In the same period, petrochemical exports totaled $24.5 billion, with $2.7 billion—11% of the total—remaining unrepatriated. Meanwhile, metal product exports amounted to $33.7 billion, of which $12.9 billion—38.2%—have not been returned.

These statistics were released despite the March 2022 amendment to Iran’s anti-smuggling law, which requires all exporters to repatriate 100% of their export revenues, with noncompliance subject to legal prosecution.

The Central Bank and the Currency Repatriation Task Force had previously warned that exporters who fail to meet their currency return commitments would be listed as currency violators and face trade restrictions.

Such warnings had been issued before. For instance, the state-run ISNA news agency reported on July 21, 2020, that government bodies warned exporters who fail to repatriate export revenues would face penalties such as “revocation or non-renewal of trade cards, suspension of import registration privileges, denial of facilities and services like the green customs channel, refusal of guarantees, and repayment of customs duties and tariffs.”
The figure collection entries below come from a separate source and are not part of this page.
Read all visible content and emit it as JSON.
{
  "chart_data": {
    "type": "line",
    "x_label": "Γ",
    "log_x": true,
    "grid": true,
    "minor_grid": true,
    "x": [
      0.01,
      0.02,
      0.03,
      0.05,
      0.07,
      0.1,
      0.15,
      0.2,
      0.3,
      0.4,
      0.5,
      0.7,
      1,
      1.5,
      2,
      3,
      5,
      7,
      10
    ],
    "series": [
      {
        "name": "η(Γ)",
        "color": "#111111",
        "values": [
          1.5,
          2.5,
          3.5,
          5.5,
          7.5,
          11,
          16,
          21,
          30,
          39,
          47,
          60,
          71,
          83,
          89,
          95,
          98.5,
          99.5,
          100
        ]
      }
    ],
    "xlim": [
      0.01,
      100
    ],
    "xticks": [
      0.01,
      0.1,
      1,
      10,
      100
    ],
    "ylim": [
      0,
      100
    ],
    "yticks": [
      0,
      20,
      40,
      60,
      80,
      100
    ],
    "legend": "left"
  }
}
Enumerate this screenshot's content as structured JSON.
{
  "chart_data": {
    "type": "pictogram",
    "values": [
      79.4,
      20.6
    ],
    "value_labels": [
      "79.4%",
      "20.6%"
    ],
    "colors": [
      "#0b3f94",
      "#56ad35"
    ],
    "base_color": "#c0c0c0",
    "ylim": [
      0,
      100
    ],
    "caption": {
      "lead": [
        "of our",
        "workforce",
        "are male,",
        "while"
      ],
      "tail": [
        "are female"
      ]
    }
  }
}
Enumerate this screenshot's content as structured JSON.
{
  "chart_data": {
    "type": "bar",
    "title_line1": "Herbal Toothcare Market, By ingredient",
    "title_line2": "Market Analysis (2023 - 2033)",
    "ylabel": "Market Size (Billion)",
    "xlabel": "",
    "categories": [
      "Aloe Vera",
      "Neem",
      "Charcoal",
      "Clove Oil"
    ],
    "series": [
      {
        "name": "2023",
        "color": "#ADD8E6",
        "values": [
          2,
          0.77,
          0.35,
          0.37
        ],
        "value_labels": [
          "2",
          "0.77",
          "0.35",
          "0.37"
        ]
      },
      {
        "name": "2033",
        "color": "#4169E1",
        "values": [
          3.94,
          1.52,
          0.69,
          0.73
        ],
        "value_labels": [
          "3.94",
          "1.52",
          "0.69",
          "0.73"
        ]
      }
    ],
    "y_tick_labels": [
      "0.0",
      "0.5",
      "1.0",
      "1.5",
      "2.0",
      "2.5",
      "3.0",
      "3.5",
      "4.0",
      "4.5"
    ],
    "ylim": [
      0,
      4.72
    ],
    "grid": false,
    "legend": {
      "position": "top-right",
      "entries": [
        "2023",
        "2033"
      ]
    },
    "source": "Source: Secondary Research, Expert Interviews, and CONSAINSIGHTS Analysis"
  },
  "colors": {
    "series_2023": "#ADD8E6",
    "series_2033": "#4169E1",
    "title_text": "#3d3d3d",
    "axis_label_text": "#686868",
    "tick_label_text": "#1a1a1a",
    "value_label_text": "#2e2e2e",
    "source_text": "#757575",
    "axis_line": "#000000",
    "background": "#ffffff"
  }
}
Authorities also threatened that the Tax Administration would revoke all tax exemptions and incentives for exporters failing to repatriate export revenues. The Central Bank would withhold foreign exchange allocation certificates, and commercial banks would suspend both rial and foreign currency facilities and guarantees for these individuals.

Previously, according to Samad Karimi, director of the Export Department of the Central Bank, around $27.5 billion in export revenues had not returned to Iran’s main economic cycle.

However, a review of reports from recent years shows that such warnings have been ineffective. As Tasnim notes, the available data indicate a significant gap between the law and the actual rate of currency repatriation.